Patients transfused with a TPP of greater than 211.7u and a CPB time less than 120 minutes were all female with a mean age of 78.7 years. Their blood transfusion was caused by both primary dilution and a lower threshold of transfusion because of their age. The largest TPP in this group was 231.2u. Five of this group required no further blood during their hospital stay. The largest transfusion was two units.
Patients transfused with a TPP of greater than 211.7u and a CPB time more than 120 minutes were clearly transfused because of secondary dilution. Time between start of CPB and first transfusion was 113 ± 83 minutes. The CPB time for this group was 191 ± 62 minutes. Secondary dilution volume was 2879 ± 999cc.

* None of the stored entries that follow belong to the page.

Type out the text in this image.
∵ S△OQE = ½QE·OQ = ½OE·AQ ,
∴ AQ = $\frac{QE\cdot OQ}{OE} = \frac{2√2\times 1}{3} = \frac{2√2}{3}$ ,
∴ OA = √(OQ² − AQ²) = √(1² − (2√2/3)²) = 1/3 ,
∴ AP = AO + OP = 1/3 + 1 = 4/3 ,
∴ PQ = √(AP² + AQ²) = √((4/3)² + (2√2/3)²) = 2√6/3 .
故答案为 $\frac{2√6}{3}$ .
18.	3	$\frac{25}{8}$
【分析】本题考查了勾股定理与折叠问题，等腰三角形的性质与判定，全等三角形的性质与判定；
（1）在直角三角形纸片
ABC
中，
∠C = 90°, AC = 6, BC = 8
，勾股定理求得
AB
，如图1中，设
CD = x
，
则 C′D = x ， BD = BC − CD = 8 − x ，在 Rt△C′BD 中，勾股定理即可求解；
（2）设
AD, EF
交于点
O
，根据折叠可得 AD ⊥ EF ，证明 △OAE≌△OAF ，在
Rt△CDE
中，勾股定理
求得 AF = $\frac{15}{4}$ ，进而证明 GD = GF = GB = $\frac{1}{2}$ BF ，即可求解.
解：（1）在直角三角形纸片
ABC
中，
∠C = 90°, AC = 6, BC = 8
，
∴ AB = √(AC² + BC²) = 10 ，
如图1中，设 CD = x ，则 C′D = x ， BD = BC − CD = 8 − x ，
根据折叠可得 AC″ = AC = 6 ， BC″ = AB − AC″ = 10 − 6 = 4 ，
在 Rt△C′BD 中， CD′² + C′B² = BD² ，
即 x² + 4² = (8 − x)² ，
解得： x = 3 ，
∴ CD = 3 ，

Of the 52 patients transfused during surgery, 30 (58%) were further transfused in ICU. A further 111 patients (28%) not transfused during surgery received blood in the first 2 postoperative days. A total of 61% of all patients did not receive blood either intraoperatively or postoperatively. Many factors determine blood requirement in the post-operative phase. These include hemoglobin at the end of surgery, post-operative blood loss, availability of blood, and physician determination. Blood was not required urgently in the ICU. Blood was electively transfused to optimize hemoglobin to levels greater than 10 g/L.
DISCUSSION
Despite the obvious limitation of the retrospective nature of this study and that it was performed in a single surgical unit, we believe that the TPP is an accurate predictor of intraoperative blood requirement for primary dilution of patients undergoing cardiac surgery requiring CPB. Only 14% of all patients presenting for cardiac surgery, those with a TPP less than 211.7u, need to have blood cross-matched preoperatively. This group can be selected, on admission, from their BSA and preoperative Hb. This selection will save time, money, and resources within the hematology department while maintaining patient safety. An argument could be made to add female patients older than 70 years of age with a TPP of up to 235 to this group. A further 5% will need blood whilst in the OR but this can be safely obtained as the need arises. Further provision of blood would be required in the ICU and an algorithm for predicting this is currently being worked on by this group.